Something about a minor in Film instinctually appealed to me more than any other option. At age 20, I didn’t consider myself a film buff at all. I liked watching movies in the same way that I enjoyed listening to music or reading books or viewing TV shows or visiting art museums. While still discovering who I was, I did know I valued popular culture and the fine arts more fervently than anything else. I wasn’t gifted at making things with my hands. I didn’t care about sports, politics or cars; I flailed in most of my science classes and studying something like law seemed completely foreign to me. I spent much of my free time browsing at used CD and record stores, taking out books and assorted media from libraries all over Milwaukee County, making occasional visits to area museums (including MU’s own Haggerty Museum of Art) and watching movies with friends. As far as I knew, this was all I wanted out of life.
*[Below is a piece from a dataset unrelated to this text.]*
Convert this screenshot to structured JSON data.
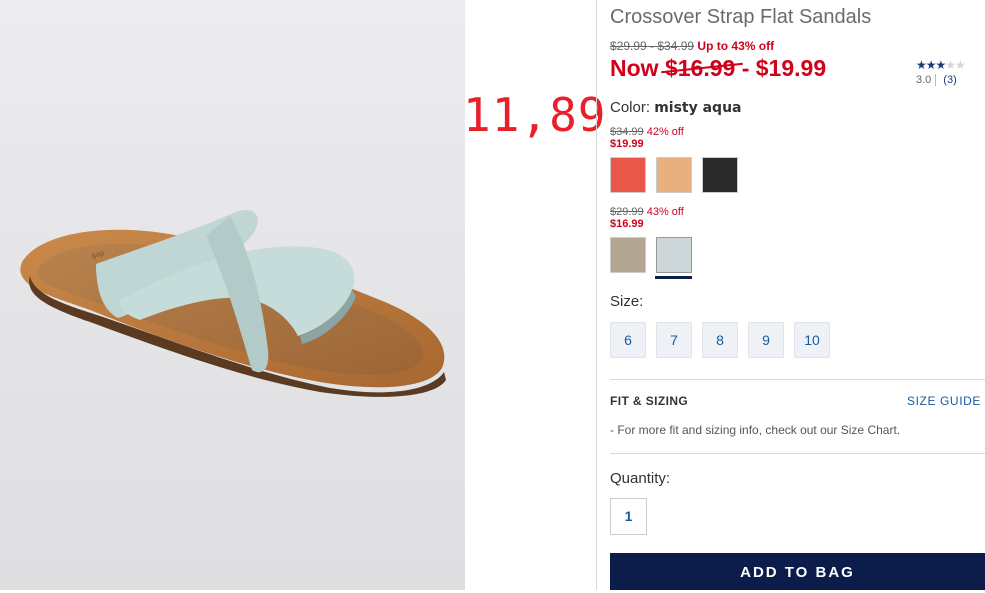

To commence work on my Film minor, I signed up for two courses offered that fall. The first, “Film and Popular Culture” was in retrospect an anomaly as far as film courses go, for we only watched and studied three movies the entire semester: Four Weddings and a Funeral, Rocky and Chaplin*. Fortunately, the other course, “Film as Art” (nearly all MU film courses sported such generic titles) was the prize. Taught by a Theatre Arts faculty member, it was meant to be a more-or-less chronological overview of movies throughout the 20th century that one could, for whatever reason deem worthy of being “art”. However, before going all the way back to the 1920 silent expressionist horror-nightmare The Cabinet of Dr. Caligari, we kicked off that first class with a fairly recent example of arty film: Zhang Yimou’s To Live, which had tied with Russian film Burnt By The Sun for the Grand Jury Prize at the Cannes Film Festival the year before.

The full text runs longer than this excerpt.